Was wollte mein Vater mitten im Herbst in der Türkei?

,,Ceylan und ich werden hier einige Tage lange bleiben und entspannen, passt auf alles gut auf.''

Meine Brauen zogen sich wütend runter.

.,Was wollt ihr da?''

Der Ton meines Vaters hörte sich mit jeder Frage meiner angespannter an. War es den so leicht, einfach von heute auf morgen wegzufliegen?

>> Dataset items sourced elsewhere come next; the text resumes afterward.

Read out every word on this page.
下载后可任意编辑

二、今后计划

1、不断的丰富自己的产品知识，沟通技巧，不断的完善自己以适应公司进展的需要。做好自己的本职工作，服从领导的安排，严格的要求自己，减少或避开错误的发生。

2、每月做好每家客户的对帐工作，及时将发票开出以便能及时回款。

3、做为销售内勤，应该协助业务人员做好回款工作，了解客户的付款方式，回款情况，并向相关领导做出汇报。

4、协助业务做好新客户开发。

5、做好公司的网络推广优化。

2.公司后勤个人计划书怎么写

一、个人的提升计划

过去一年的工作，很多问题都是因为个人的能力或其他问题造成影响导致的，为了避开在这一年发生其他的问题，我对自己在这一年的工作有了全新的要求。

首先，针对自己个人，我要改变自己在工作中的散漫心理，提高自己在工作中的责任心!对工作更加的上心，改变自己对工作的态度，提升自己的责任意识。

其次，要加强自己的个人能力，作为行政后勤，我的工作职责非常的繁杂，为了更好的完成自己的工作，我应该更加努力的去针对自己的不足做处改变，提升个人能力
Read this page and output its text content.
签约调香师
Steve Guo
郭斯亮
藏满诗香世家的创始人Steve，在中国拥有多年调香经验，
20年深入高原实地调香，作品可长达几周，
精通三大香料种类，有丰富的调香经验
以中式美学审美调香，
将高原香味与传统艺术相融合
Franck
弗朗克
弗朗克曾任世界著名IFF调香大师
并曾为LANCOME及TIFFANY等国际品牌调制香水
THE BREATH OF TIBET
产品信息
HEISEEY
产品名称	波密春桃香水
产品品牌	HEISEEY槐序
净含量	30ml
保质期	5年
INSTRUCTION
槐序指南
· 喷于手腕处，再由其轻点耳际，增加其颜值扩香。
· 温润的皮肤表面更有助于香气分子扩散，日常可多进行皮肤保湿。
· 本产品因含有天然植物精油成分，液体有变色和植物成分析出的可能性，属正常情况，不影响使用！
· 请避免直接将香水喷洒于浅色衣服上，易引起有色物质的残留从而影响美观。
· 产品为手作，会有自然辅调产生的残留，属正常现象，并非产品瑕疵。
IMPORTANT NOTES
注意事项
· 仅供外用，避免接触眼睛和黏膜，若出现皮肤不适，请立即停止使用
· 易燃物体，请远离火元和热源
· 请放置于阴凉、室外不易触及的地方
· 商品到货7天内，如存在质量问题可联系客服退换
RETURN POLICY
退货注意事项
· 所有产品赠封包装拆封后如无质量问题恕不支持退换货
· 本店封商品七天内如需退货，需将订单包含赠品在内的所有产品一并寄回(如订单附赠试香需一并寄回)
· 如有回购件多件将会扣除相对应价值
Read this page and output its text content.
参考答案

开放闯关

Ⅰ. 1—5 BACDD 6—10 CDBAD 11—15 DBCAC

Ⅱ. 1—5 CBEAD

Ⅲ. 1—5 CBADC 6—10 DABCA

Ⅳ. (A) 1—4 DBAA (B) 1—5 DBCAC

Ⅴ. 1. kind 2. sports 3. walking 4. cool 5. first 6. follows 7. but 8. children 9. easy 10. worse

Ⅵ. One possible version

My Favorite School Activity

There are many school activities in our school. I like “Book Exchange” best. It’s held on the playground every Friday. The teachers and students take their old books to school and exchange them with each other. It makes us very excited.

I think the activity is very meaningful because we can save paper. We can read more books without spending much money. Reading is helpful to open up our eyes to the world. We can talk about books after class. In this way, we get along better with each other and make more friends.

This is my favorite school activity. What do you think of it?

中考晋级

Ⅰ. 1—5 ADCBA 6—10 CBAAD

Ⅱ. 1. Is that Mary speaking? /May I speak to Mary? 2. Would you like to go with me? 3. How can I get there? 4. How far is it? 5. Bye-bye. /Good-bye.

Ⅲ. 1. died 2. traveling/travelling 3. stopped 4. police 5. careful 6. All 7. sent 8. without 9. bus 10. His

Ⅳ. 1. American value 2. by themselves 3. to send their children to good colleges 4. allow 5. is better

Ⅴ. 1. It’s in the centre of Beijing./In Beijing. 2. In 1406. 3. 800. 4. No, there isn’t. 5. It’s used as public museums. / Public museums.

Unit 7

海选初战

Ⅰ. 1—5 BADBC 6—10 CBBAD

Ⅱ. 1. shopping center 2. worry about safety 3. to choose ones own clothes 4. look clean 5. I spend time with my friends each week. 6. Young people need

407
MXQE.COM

,,Wir haben den Flug schon vor mehreren Wochen gebucht.''

Und schon lauschte ich einem fast endlosen Klang zu. Er legte ohne weiteres Wort auf. Die Wut stieg in mir. Wollte er mich grade völlig verarschen? Erholung in der Türkei? Von was musste sich den Ceylan erholen? Vom herumsitzen?! Diese Frau musste nur schnipsen und mein Vater gehorchte ihr wie ein kleiner Hund. Alle ihre Wünsche waren zu erfüllen, wirklich jeder. Sei es die neue Sitzgarnitur im hochwertigem Echtleder oder der für nichts zu gebrauchende, überteuerter Bilderrahmen. Diese Frau hatte meinen Vater um den kleinen Finger gewickelt. Hemmungslos. Wieso ließ er sich von ihr betäuben, wie merkte er nicht, dass diese Frau ihn nicht würdigte und ihm bloß etwas vorspielte? Wie konnte er ihr so vieles ermöglichen und meiner Mutter nicht? Diese Frau war in keiner Hinsicht wie meine Mutter, geschweige besser.

Ich selber war schon mittlerweile sieben Jahre lang nicht mehr in der Türkei gewesen. Aber wenn ich ohne meine Mutter leben konnte, dann auch ohne die Luft meiner Heimat. Innerlich war ich einerseits stinksauer auf meinen Vater und seine Gattin, die sich das Leben zum reinsten Luxus machten und Kaan und mir die Freude am Leben raubten. Doch andererseits war ich doch froh und irgendwie erleichtert, eine Zeitlang nicht mehr die Gesichter dieser Menschen ertragen zu müssen.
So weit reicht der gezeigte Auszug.